A problemática constitucional que implicou, inicialmente, a emissão de três leis promulgadas pela Assembléia Legislativa do Estado do Rio de Janeiro, instituindo o sistema de cotas nas universidades estaduais (50% para estudantes vindos da rede pública de ensino; 40% para estudantes negros e pardos; e 10% para estudantes portadores de deficiência física), como já era previsto, chegou ao Supremo Tribunal Federal sob a forma de uma Ação Direta de Inconstitucionalidade (ADI), argüida pela Confederação Nacional dos Estabelecimentos de Ensino (Confenen), distribuída em 19/03/2003. O parecer, enviado pelo Procurador Geral da República, Geraldo Brindeiro, pugnou pela declaração de inconstitucionalidade em razão do que dispõe o artigo 22, XXIV, da Constituição Federal, visto que é da competência privativa da União legislar sobre diretrizes e bases da educação nacional. Embora consistente, o argumento do Procurador Geral não será aqui analisado por não tratar diretamente a questão, e sim, limitar-se aos aspectos de competência legislativa. A ADI, contudo, foi extinta com fundamento no art. 267, IV, do C.P.C., em razão da revogação das três leis estaduais (3.524/2000, 3.708/2001 e 4.061/2003) pelo art. 7º da lei estadual 4.151, de 05 de setembro de 2003, que unificou as três cotas em uma única lei. Com a nova lei, as universidades públicas estaduais do Rio deverão instituir cotas para ingresso nos seus cursos aos estudantes carentes, oriundos da rede pública de ensino, aos negros, e às pessoas com deficiência, prescrevendo percentuais menores para as três espécies de cotas, da seguinte forma:

I - 20% (vinte por cento) para estudantes oriundos da rede pública de ensino;

II - 20% (vinte por cento) para negros; e

III - 5% (cinco por cento) para pessoas com deficiência, nos termos da legislação em vigor e integrantes de minorias étnicas.
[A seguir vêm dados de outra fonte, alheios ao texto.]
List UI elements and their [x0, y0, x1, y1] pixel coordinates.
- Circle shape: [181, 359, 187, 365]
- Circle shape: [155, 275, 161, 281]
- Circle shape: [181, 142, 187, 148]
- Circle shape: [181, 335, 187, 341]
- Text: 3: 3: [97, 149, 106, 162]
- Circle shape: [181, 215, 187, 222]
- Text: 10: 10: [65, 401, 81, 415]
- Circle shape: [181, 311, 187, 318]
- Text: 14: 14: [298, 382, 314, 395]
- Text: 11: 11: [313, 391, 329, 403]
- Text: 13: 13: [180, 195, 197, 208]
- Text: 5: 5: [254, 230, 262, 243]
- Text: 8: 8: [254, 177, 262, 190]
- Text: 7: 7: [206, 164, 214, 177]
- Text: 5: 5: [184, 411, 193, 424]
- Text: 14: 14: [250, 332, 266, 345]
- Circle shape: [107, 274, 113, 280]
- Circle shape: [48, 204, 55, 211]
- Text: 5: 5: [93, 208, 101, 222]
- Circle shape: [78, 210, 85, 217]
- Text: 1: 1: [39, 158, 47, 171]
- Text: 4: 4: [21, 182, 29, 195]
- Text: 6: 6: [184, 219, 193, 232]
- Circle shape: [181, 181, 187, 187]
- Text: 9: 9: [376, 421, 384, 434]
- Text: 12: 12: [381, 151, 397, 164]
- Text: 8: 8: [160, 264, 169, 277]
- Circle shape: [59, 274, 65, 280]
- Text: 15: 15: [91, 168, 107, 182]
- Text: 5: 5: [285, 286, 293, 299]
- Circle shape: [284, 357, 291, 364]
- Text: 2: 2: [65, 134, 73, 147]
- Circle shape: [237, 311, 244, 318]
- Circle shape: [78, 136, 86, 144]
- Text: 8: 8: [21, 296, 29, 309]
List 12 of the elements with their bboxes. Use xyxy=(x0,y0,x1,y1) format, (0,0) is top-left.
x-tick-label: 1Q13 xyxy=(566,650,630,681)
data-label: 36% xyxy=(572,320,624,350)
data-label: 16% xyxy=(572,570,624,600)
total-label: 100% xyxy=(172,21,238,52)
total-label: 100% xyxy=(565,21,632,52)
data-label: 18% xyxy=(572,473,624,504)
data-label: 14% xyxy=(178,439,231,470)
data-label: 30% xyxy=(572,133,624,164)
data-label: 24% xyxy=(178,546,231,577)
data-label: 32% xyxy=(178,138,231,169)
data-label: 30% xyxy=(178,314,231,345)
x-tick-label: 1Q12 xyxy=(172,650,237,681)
As motivações que têm suscitado acalorados debates nos diversos setores da nossa sociedade, contudo, permanecem, embora reduzidas as cotas. Especialmente a nós, como objeto deste trabalho, interessa-nos a questão de reservas de vagas aos candidatos negros.

Efetivamente, uma das conseqüências da implantação dessas ações afirmativas (ou da discriminação positiva) foi a constatação da fragilidade do princípio da igualdade, pelo menos nos moldes em que estávamos acostumados a entendê-lo.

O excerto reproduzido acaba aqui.